Bref, le petit Timonier garde la truelle et le ciment de la construction européenne parce qu’il est plus intelligent que nous. Et j’aimerais bien qu’il m’explique deux ou trois trucs, tant il est vrai qu’à force de picoler je perds mes neurones aussi vite que Nadine Morano part en sucette quand on lui sort un mot de plus de deux syllabes. D’abord,comment est-il possible que la Chine trouve moyen de délocaliser des usines en Europe? Est-ce une manière d’aumône pour nos industries en déshérence ou y a t-il des citoyens européens encore plus sous-payés que des ouvriers chinois? Ensuite, on a bien compris que les plans de rigueur successifs visaient à comprimer le coût du travail pour que nos patrons restent chez nous au lieu de délocaliser en Chine puis en Bulgarie. Cependant, j’apprends aujourd’hui qu’une compagnie aérienne française recrute des pilotes grecs (ou propose aux pilotes français d’aller se faire voir chez les mêmes) parce qu’ils coûtent moins chers. Dois-je comprendre qu’on a asséché la Grèce pour créer du dumping social à l’intérieur de la zone euro, ou alors est-ce une simple coïncidence que mon esprit paresseux s’est empressé de distordre?

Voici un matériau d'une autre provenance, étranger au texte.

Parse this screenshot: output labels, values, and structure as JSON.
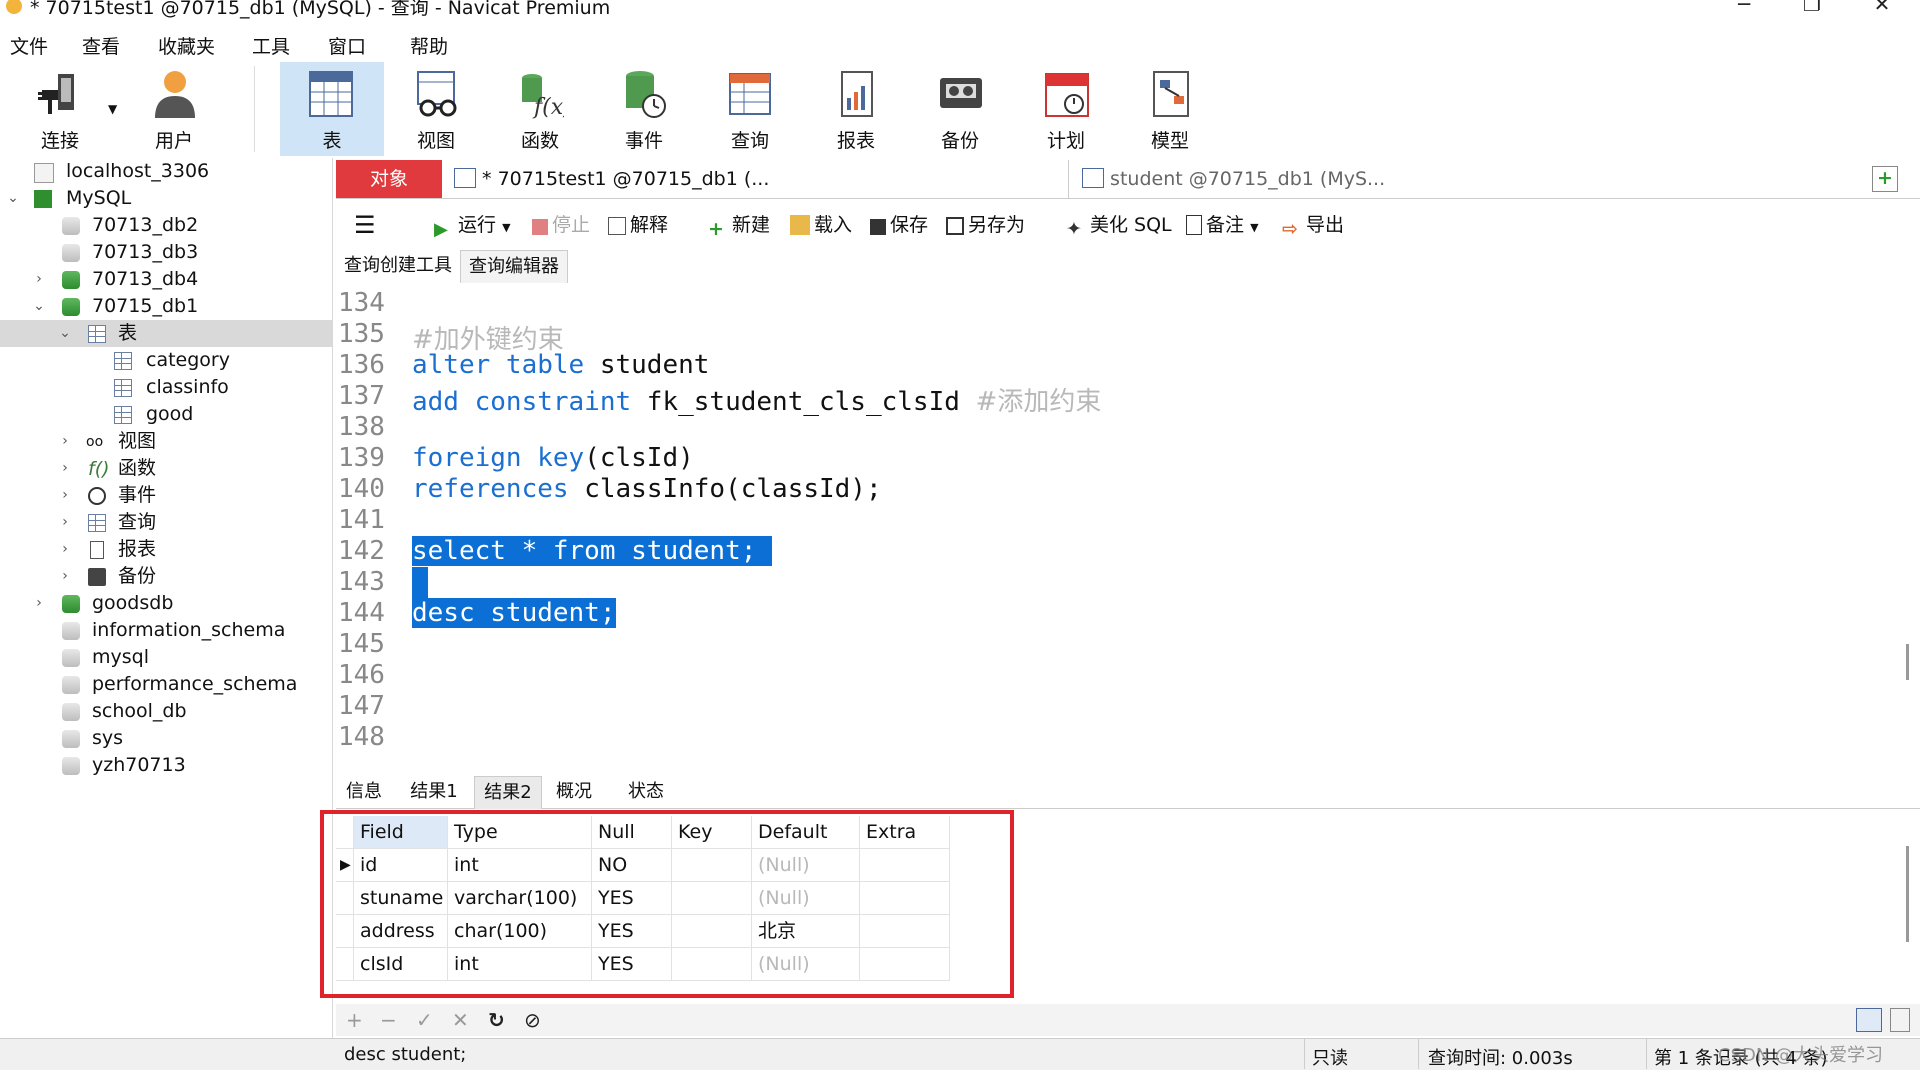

En fin de compte, comme mes concitoyens, la destruction européenne (parce que je ne vois pas très bien ce qu’on construit encore d’européen à part des traités liberticides et des manifestations), je n’y entrave que couic, comme la politique en général, et je ne demande même pas d’explications. Moi vouloir dormir, manger, satisfaire besoin naturels, lire, et jouer à tous les jeux que j’aime. Et je comprends bien que Nicolas c’est pas son délire, ce qui suffit à me le rendre odieux.